Feasibility study on the utilization of boron neutron capture therapy (BNCT) in a rat model of diffuse lung metastases

• Published in: Applied radiation and isotopes Vol. 67; no. 7; pp. S332 - S335
• Main Authors: Bakeine, G.J., Di Salvo, M., Bortolussi, S., Stella, S., Bruschi, P., Bertolotti, A., Nano, R., Clerici, A., Ferrari, C., Zonta, C., Marchetti, A., Altieri, S.
• Format: Journal Article
• Language: English
• Published: England Elsevier Ltd 01.07.2009
• Subjects: Animal model; Animals; BNCT; Boron Compounds - therapeutic use; Boron Neutron Capture Therapy - methods; Cell Line, Tumor; Cell Survival - radiation effects; Colonic Neoplasms - radiotherapy; Disease Models, Animal; In Vitro Techniques; Lung metastases; Lung Neoplasms - pathology; Lung Neoplasms - radiotherapy; Lung Neoplasms - secondary; Phenylalanine - analogs & derivatives; Phenylalanine - therapeutic use; Radiation Tolerance; Radiation-Sensitizing Agents - therapeutic use; Rats; Lung metastases; Animal model; BNCT
• ISSN: 0969-8043; 1872-9800
• DOI: 10.1016/j.apradiso.2009.03.073

In order for boron neutron capture therapy (BNCT) to be eligible for application in lung tumour disease, three fundamental criteria must be fulfilled: there must be selective uptake of boron in the tumour cells with respect to surrounding healthy tissue, biological effectiveness of the radiation therapy and minimal damage or collateral effects of the irradiation on the surrounding tissues.
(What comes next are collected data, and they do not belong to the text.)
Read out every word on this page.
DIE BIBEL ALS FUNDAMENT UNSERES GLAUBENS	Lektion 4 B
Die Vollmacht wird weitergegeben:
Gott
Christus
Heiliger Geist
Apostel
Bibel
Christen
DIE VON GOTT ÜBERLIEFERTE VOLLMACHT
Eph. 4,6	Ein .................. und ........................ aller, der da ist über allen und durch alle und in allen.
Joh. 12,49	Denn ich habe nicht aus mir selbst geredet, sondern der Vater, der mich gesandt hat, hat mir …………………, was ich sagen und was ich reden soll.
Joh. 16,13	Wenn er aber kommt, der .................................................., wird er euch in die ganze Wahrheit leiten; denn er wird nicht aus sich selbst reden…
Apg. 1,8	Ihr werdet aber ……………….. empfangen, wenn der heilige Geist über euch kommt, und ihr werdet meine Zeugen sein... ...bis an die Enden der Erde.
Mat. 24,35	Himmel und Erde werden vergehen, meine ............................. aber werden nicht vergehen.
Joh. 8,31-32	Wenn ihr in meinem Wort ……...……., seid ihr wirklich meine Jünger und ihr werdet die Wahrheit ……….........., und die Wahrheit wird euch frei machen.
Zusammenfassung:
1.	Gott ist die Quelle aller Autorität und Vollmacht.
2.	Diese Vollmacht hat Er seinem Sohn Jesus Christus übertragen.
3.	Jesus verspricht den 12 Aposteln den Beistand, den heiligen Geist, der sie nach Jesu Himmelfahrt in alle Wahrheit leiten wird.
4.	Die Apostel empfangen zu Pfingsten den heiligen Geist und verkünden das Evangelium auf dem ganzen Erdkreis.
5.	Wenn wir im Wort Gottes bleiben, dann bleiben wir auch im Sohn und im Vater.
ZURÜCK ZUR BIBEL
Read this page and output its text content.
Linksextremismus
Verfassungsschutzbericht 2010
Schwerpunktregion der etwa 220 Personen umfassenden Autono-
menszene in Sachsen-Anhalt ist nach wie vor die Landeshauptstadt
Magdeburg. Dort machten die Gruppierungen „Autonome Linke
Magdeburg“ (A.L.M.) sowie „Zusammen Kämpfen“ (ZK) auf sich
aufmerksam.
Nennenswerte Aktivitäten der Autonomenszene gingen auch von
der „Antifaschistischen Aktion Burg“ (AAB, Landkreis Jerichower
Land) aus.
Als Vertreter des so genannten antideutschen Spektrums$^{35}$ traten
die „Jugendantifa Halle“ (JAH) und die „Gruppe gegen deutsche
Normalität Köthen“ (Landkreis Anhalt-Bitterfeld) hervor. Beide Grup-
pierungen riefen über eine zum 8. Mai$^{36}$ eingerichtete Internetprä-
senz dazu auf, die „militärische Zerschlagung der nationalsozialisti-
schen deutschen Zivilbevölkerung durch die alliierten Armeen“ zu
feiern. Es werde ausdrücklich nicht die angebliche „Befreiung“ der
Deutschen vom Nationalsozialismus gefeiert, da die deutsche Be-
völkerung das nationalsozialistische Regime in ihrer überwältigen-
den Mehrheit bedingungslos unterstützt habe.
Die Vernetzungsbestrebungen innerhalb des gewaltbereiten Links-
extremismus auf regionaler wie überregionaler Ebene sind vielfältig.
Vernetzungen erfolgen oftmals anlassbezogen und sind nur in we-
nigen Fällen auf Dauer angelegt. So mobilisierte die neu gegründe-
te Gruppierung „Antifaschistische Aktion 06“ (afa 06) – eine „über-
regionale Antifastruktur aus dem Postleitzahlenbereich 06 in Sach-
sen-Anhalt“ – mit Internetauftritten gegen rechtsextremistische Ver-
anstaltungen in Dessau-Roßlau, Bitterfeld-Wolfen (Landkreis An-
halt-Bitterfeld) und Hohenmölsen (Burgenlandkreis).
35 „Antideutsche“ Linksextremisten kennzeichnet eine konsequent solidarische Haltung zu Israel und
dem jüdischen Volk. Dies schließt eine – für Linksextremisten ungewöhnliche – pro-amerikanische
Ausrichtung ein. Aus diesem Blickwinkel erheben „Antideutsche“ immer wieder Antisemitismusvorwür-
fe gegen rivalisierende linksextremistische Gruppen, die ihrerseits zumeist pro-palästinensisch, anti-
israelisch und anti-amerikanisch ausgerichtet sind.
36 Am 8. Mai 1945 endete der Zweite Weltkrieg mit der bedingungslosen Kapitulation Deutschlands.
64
In this study, we evaluated the biological effectiveness of BNCT by in vitro irradiation of rat colon-carcinoma cells previously incubated in boron-enriched medium. One part of these cells was re-cultured in vitro while the other was inoculated via the inferior vena cava to induce pulmonary metastases in a rat model. We observed a post-irradiation in vitro cell viability of 0.05% after 8 days of cell culture. At 4 months follow-up, all animal subjects in the treatment group that received irradiated boron-containing cells were alive. No animal survived beyond 1 month in the control group that received non-treated cells ( p<0.001 Kaplan–Meier). These preliminary findings strongly suggest that BNCT has a significant lethal effect on tumour cells and post irradiation surviving cells lose their malignant capabilities in vivo. This radio-therapeutic potential warrants the investigation of in vivo BNCT for lung tumour metastases.